Cela donne du grain à moudre au préfet du département, qui devient subitement le gestionnaire des fonds structurels et conserve ainsi l'impression d'exister et d'exercer un rôle institutionnel.
Pendant ce temps-là, que se passe-t-il sur le terrain ? Les uns et les autres, nous nous sommes battus pour doter l'Europe d'une monnaie unique et pour éviter d'en faire une Europe inique du fait des dévaluations compétitives. Nous avons ainsi une monnaie unique.
Dans les années deux mille, une bourse paneuropéenne, Euronext, regroupant les bourses nationales de Paris, Amsterdam, Bruxelles ou Lisbonne a été mise en place. Elle fonctionne plutôt bien, on en a fait une société, qui est cotée en bourse. Les premiers actionnaires, les banquiers français, prennent leurs plus-values et laissent cette bourse à des fonds d'investissements.
Or, aujourd'hui, cette bourse paneuropéenne va passer sous le contrôle du New York Stock Exchange ! Politiquement, le Président de la République est intervenu. Mais sommes-nous allés jusqu'au bout, madame la ministre ? Une bourse n'est pas simplement une société de marché : elle exerce des prérogatives qui lui sont conférées par la puissance publique. Comment se fait-il que le politique ne se soit pas plus impliqué dans ce dossier ? Pourquoi a-t-on d'emblée écarté une convention, sans doute mal ficelée, avec la bourse de Francfort ?
En outre, dans le présent projet de loi de finances, je note l'apparition d'une ligne nouvelle : le fonds d'ajustement à la mondialisation. Formidable, mais pathétique ! On intervient alors que les emplois sont partis, c'est-à-dire que l'on se donne les moyens de venir en aide à celles et ceux qui ont perdu leur travail à cause des délocalisations.

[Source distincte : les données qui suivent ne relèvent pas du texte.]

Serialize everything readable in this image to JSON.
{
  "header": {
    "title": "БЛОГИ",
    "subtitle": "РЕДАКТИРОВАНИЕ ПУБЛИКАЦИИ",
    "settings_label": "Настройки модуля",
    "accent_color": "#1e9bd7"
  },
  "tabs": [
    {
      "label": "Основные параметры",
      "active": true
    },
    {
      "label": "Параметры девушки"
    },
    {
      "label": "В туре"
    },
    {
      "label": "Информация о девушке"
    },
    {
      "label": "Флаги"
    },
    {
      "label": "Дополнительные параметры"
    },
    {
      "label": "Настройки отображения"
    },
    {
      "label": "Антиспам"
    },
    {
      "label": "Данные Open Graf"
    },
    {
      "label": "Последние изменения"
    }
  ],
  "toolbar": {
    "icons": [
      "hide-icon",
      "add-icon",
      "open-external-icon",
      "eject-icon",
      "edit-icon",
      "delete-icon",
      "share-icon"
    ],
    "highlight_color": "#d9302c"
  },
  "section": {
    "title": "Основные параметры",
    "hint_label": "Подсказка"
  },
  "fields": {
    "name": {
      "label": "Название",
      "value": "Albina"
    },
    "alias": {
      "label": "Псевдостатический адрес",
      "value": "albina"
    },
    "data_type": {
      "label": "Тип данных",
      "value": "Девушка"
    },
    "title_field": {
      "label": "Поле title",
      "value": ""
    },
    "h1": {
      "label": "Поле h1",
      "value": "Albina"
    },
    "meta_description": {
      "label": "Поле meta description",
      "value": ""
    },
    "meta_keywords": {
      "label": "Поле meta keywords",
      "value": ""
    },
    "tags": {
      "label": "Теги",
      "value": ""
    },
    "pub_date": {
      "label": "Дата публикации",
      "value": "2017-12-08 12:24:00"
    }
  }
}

Mais que signifie cette attitude politique, madame la ministre ? L'Europe ne devrait-elle pas plutôt prévenir les délocalisations, en renforçant la compétitivité du territoire européen et en donnant à la gouvernance politique des instruments pour lutter contre cette espèce de fatalité selon laquelle toute notre production devrait partir ailleurs ? Mais non ! On préfère appeler le SAMU ou utiliser d'autres instruments pour aider les victimes à faire leur deuil de la situation ! On crée ainsi un guichet supplémentaire. Comme le soulignait voilà quelques instants M. le rapporteur général, c'est l'Europe des guichets, des clientèles et de l'assistanat !

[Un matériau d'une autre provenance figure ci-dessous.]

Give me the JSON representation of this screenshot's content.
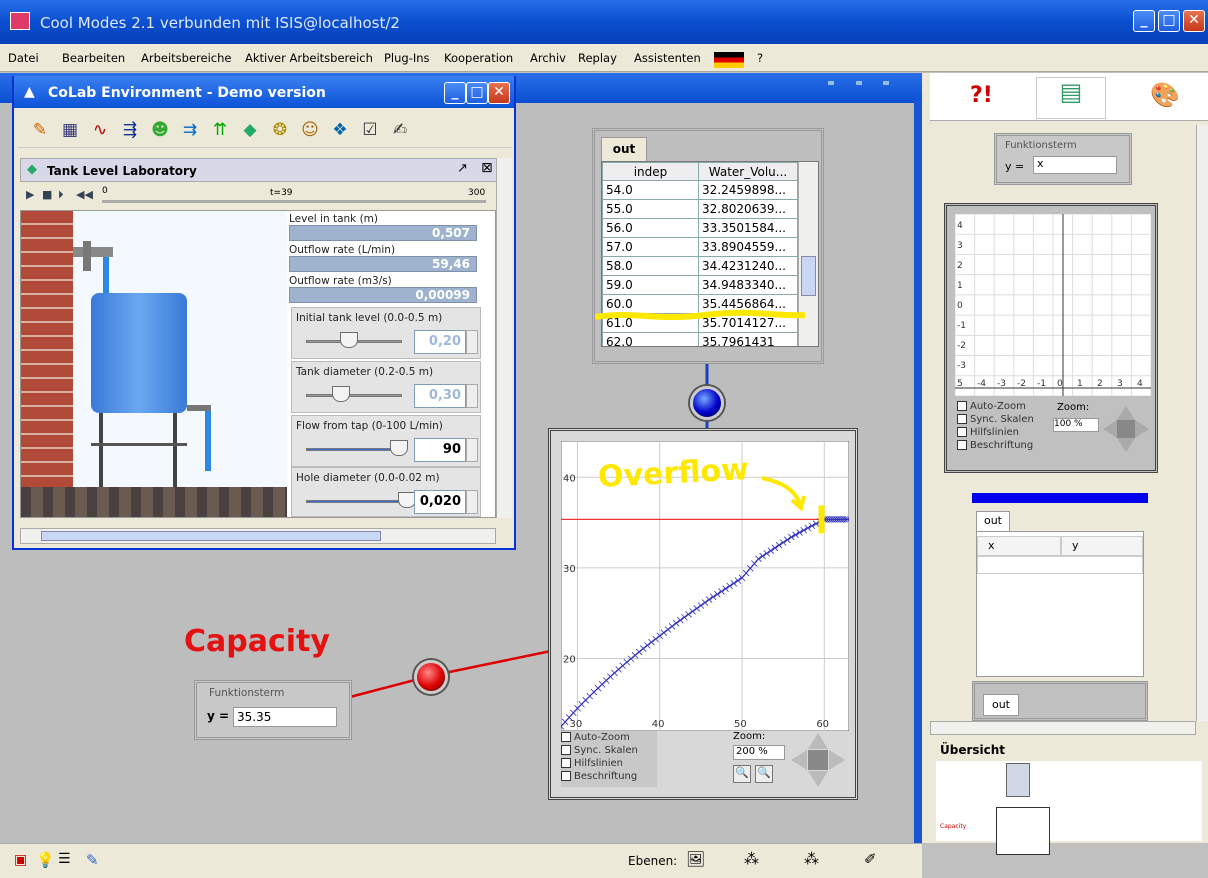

Madame la ministre, notre foi en l'Europe est inébranlable. Mais, pour prévenir cette dilution, cet abandon et cette espèce de fatalisme, je voudrais vous exprimer ma protestation. De la part de notre gouvernement, j'attends mieux que des fonds pour panser les plaies et pour apaiser les amertumes.
Je voudrais que l'Europe s'engage dans des politiques commerciales cohérentes. Le yuan est sous-évalué, peut-être à hauteur de 50 %. J'attends que l'Europe prenne des positions claires pour exercer une pression sur les autorités chinoises.
L'Europe est totalement inerte, résignée. D'un côté, il y a la stratégie de Lisbonne, qui est incantatoire : c'est un modèle parfait pour « faire de l'Union européenne l'économie de la connaissance la plus compétitive et la plus dynamique du monde d'ici à 2010 ». Mais, de l'autre côté, sur le terrain, il ne se passe rien.
Ensuite, on nous raconte des belles histoires pour tenter d'anesthésier un peu plus ceux qui ont des sursauts de conscience et d'interrogation.
Madame la ministre, je sais votre engagement et je rends hommage à votre action, mais je voudrais que vous puissiez faire bouger les lignes et secouer le cocotier européen.